A ROW has broken out at Stirling Council after Labour and Tory councillors launched a bid to replace the Saltire with the Union flag as the authority headquarters’ main symbol.
According to The Herald, the two parties - who run Stirling Council in coalition - claimed to be standing up for ‘symbols the men and women of Stirling have fought and died under for 300 years,’ adding that it was also an attempt to form part of the independence referendum debate, reflecting the diversity of views in the area.
Opposition leaders have slammed the decision, which comes at a time of cuts costing millions of pounds at the council, with academics adding that the move will be a turn-off for voters.
The motion, set to go before the council this evening, is signed by Labour’s Danny Gibson and Callum Campbell of the Conservatives.
It adds: “Council resolves to stand up for the symbols of our country by flying the Union flag from the main pole above the council building and the council flag from the freestanding flag post in the grounds of Old Viewforth.”

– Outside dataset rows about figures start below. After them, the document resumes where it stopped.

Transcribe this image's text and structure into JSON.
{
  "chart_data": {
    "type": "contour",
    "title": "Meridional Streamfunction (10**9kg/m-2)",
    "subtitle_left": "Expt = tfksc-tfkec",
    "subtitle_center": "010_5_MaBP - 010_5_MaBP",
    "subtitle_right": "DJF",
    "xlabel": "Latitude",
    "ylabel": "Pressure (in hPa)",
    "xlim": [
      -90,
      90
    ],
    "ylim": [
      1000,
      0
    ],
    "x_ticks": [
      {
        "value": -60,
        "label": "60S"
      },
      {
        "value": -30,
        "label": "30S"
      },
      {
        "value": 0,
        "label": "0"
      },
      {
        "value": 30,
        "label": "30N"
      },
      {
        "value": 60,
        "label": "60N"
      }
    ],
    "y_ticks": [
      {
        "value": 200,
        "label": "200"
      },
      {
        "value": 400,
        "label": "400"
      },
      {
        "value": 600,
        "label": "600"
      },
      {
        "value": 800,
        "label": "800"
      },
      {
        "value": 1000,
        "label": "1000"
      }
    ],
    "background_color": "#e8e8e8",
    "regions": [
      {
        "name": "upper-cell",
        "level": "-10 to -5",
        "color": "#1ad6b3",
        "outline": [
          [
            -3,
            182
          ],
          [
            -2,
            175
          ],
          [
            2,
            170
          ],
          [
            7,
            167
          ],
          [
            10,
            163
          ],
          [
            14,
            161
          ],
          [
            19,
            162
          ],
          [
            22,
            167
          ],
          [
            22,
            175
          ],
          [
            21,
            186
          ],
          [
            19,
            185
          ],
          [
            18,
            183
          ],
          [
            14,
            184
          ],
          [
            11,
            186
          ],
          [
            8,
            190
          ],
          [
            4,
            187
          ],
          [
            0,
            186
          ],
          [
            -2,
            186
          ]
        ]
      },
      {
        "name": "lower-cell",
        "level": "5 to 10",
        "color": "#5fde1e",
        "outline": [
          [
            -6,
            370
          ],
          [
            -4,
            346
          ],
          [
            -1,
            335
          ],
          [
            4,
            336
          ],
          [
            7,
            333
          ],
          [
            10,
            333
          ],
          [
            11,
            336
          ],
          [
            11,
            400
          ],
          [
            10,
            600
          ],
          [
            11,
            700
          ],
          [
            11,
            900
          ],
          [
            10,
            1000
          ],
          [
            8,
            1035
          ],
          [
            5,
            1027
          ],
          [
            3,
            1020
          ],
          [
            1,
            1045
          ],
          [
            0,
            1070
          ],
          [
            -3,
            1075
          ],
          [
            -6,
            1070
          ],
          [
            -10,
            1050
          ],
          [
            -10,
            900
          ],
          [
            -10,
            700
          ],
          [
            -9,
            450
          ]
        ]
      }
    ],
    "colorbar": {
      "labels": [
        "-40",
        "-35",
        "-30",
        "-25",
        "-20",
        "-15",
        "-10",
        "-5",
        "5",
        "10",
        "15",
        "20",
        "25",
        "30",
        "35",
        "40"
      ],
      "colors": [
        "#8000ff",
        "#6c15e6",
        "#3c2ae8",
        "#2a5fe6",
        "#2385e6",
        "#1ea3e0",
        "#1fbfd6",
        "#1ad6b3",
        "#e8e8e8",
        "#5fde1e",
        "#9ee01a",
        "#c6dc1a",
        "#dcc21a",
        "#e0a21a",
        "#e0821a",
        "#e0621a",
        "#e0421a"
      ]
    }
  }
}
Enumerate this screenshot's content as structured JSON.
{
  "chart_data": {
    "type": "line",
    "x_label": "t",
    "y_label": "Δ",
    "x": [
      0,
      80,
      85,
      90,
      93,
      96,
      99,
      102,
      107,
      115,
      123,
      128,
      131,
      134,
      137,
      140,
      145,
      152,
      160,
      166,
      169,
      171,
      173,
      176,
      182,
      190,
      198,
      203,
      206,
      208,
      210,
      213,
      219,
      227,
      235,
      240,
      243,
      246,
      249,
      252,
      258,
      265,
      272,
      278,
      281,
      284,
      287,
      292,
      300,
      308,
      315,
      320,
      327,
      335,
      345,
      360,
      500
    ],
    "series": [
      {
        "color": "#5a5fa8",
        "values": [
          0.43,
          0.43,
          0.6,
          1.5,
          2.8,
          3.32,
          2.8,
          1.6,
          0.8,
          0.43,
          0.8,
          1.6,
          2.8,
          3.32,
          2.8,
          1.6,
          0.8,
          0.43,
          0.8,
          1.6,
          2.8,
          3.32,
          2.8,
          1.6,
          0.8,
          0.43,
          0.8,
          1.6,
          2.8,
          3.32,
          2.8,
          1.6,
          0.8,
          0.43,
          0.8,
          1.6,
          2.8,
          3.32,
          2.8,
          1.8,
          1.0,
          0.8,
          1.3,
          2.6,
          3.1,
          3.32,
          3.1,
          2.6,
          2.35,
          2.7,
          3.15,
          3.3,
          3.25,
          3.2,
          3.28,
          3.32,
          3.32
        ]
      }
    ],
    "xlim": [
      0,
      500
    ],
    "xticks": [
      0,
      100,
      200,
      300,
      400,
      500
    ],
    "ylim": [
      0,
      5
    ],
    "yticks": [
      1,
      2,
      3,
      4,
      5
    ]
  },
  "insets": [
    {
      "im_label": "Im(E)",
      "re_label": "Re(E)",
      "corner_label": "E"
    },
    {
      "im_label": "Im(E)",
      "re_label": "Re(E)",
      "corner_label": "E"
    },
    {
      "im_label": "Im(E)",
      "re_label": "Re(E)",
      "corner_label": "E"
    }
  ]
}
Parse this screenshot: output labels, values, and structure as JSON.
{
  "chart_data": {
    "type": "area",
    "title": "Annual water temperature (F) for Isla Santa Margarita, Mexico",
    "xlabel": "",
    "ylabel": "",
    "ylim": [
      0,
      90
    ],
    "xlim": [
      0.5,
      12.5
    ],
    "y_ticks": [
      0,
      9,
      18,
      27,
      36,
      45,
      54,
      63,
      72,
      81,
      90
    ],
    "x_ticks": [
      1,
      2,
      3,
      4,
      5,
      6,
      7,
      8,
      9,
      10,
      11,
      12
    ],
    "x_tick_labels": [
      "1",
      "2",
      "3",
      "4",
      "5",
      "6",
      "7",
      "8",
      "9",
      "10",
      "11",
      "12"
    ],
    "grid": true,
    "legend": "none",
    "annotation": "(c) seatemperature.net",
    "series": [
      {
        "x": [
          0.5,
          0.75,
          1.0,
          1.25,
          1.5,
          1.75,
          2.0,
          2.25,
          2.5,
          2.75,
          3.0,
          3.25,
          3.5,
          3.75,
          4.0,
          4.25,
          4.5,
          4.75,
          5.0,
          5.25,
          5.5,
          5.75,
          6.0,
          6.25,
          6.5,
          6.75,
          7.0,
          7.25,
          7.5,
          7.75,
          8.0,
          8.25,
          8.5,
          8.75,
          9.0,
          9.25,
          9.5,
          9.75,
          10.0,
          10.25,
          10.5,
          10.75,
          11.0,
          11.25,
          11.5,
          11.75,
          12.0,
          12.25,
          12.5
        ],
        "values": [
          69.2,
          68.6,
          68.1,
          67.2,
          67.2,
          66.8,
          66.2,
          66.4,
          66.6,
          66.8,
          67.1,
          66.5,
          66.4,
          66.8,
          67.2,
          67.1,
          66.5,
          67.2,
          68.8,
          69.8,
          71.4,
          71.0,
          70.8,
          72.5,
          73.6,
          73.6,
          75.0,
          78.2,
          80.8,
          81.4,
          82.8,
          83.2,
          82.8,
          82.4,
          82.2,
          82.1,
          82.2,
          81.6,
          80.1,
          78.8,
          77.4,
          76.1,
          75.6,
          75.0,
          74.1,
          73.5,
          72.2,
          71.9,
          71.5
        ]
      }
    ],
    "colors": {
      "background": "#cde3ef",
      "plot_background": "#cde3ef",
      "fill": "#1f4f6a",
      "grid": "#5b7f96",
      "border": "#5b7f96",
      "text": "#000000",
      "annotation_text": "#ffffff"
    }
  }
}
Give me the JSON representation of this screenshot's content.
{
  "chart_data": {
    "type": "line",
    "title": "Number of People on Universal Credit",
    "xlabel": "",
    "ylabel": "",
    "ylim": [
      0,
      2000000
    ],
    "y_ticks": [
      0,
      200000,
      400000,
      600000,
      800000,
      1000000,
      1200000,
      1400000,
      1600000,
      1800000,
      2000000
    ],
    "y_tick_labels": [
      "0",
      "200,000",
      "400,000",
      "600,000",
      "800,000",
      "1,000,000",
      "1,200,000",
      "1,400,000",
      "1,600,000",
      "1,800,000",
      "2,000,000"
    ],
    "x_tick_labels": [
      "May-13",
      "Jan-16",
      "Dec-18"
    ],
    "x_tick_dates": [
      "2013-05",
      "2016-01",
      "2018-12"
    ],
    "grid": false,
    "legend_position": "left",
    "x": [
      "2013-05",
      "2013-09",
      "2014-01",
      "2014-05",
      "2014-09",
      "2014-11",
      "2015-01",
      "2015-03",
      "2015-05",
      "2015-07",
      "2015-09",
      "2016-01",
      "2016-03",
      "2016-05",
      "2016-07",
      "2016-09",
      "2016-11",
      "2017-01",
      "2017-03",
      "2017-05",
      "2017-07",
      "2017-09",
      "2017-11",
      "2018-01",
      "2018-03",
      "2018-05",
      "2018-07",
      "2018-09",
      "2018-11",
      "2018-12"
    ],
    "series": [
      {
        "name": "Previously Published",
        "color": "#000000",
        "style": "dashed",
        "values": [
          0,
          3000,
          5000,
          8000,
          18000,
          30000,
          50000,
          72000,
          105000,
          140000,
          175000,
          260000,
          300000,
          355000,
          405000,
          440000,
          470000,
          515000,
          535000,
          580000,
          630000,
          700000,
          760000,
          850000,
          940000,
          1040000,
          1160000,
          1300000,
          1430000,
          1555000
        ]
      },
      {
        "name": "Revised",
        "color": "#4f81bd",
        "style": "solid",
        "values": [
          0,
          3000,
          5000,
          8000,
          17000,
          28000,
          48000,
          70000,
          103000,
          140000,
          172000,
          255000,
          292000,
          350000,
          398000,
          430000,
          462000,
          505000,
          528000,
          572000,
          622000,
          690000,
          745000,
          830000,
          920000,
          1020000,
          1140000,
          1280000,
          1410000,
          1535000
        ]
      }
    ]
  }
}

The council claimed that replacing the Saltire with the Union flag as the main symbol, and having the Scottish flag alongside it, would bring the authority into line with the Scottish Parliament.
But Dr Michael Rosie, sociology lecturer at Edinburgh University told The Herald: “This motion is slightly odd, largely because there’s no evidence that anyone is getting that excited about flags.
“The mainstream No campaign has avoided issues around identity. Seeking electroal advantage through notions of Britishness is a politica ldead end and I imagine things like this motion will turn so many No voters off.”
Dr Rosie also warned that references to having ‘fought and died for 300 years’, which are included in the motion, were a ‘cheap shot’ and ‘ill-advised’.
Strathclyde lecturer Dr Neil McGarvey, who specialises in Scottish Politics and local government added: “This seems like a highly party politicised act on the part of the council and brings to mind the type of identity politics of Northern Ireland constructed around issues such as flags, names and symbols.”
The majority of councils fly the Union flag on occasions such as Royal birthdays, anniversaries, visits and other special events, totalling around 20 days every year.
The Labour-run Glasgow Council has been targeted by fringe Loyalist groups in recent months for flying the Saltire, rejecting offers for a new flagpole to allow both flags to be flown.
SNP group leader for Stirling Council Graham Houston said: “We’re trying to save £24 million and we’re going through a Labour dispute with bins on the streets unemptied and the administration wants to debate flags.
“I’m more than happy to discuss the referendum but to use their majority to fly a flag as part of their No campaign is a ridiculous position to take.”
But Councillor Campbell insisted the flags element was just a part of the motion, adding that there had been ‘online hysteria’ over the motion.
He said: “I’m not exactly sure what the council’s policy is on flying the Union flag. It flies sometimes. But I see no reason why we shouldn’t be the same as Holyrood.”
Cllr Campbell added that the ‘online hysteria’ had been generated by ‘hotheads’ keen to avoid a referendum debate and the policy on flags of other Government buildings.